Weißgoldschmuck ist nicht immer günstig zu haben; im Gegenteil: manche Kollektionen sind von so hohem Wert, dass sie durchaus als Wertanlage zu verstehen sind. Kein Wunder also, wenn die Schmuckstücke im Tresor gelagert und entsprechend versichert werden.

Man muss einiges beachten, wenn Weißgoldschmuck oder anderes wertvolles Geschmeide zum Beispiel auf Reisen versichert werden soll. Man darf die Wertsachen nicht im Gepäck von einem Ort zum anderen transportieren lassen, wenn die Versicherung bei einem Diebstahl oder Verlust aufkommen soll. Das heißt, der Schmuck muss griffbereit mitgeführt werden. Also gilt zum Beispiel vor Flugreisen, den Weißgoldschmuck und alles, was man beispielsweise in den Cluburlaub mitnehmen will, nicht in den Koffer zu packen, sondern in das Handgepäck, das im Bezug auf das Gewicht allerdings Grenzen hat.

Bis zu einem gewissen Wert kann der Weißgoldschmuck von der Hausratversicherung abgedeckt werden. Geht der gesamte Wert des Schmucks über diese Absicherungssumme hinaus, muss eine extra Schmuckversicherung abgeschlossen werden. Auch hier gilt, wie bei jeder anderen Police, dass Leistung und Preis verglichen werden müssen, bevor man die Verträge unterschreibt.

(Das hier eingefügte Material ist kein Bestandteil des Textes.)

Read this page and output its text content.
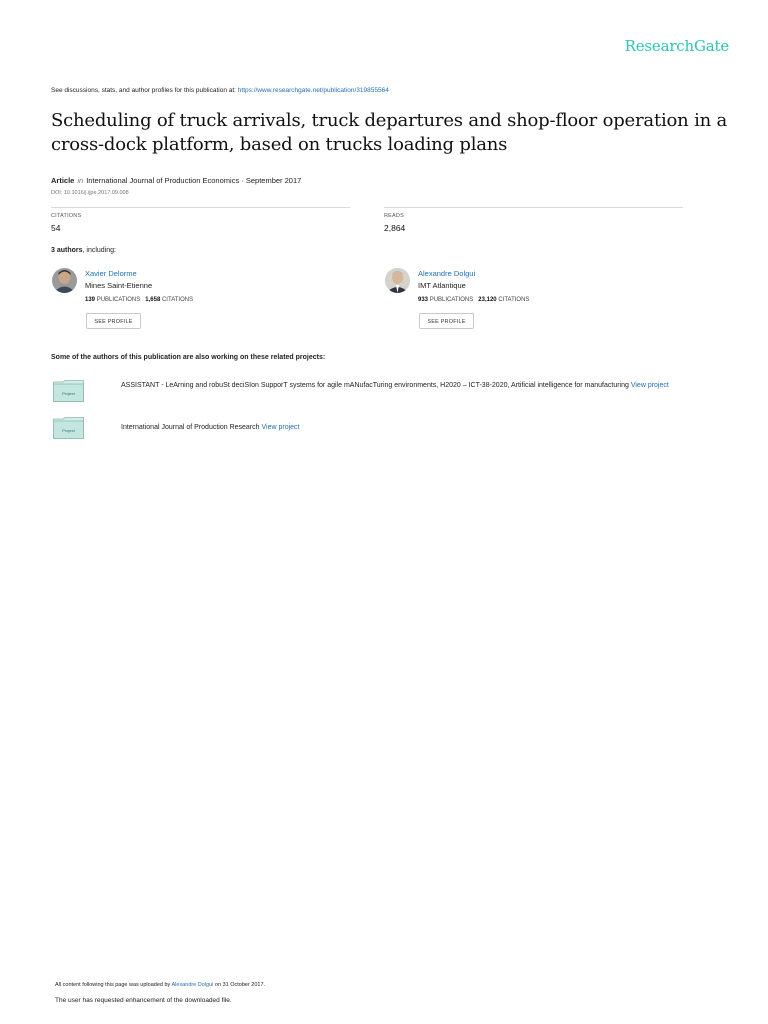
ResearchGate
See discussions, stats, and author profiles for this publication at: https://www.researchgate.net/publication/319855564
Scheduling of truck arrivals, truck departures and shop-floor operation in a cross-dock platform, based on trucks loading plans
Article in International Journal of Production Economics · September 2017
DOI: 10.1016/j.ijpe.2017.09.008
CITATIONS
54
READS
2,864
3 authors, including:
Xavier Delorme
Mines Saint-Etienne
139 PUBLICATIONS 1,658 CITATIONS
SEE PROFILE
Alexandre Dolgui
IMT Atlantique
933 PUBLICATIONS 23,120 CITATIONS
SEE PROFILE
Some of the authors of this publication are also working on these related projects:
Project
ASSISTANT - LeArning and robuSt deciSIon SupporT systems for agile mANufacTuring environments, H2020 – ICT-38-2020, Artificial intelligence for manufacturing View project
Project	International Journal of Production Research View project
All content following this page was uploaded by Alexandre Dolgui on 31 October 2017.
The user has requested enhancement of the downloaded file.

Ein erster Vergleich lässt sich im Internet vornehmen, allerdings kann auch bei verschiedenen Unternehmen nach den Leistungen und Kosten gefragt werden.

Weißgoldschmuck, der mit sehr wertvollen Steinen dekoriert ist, ist nahezu unersetzlich, wenn er abhanden kommt. Für die wirklich sehr teuren Exemplare empfiehlt es sich, Duplikate anzufertigen, die getragen werden, wenn es nicht auf das Original ankommt. Die echten Stücke sind gut und sicher in einem Schließfach in der Bank aufgehoben, wo deutlich weniger Einbrecher erfolgreich sind, als in den Tresoren im eigenen Haus.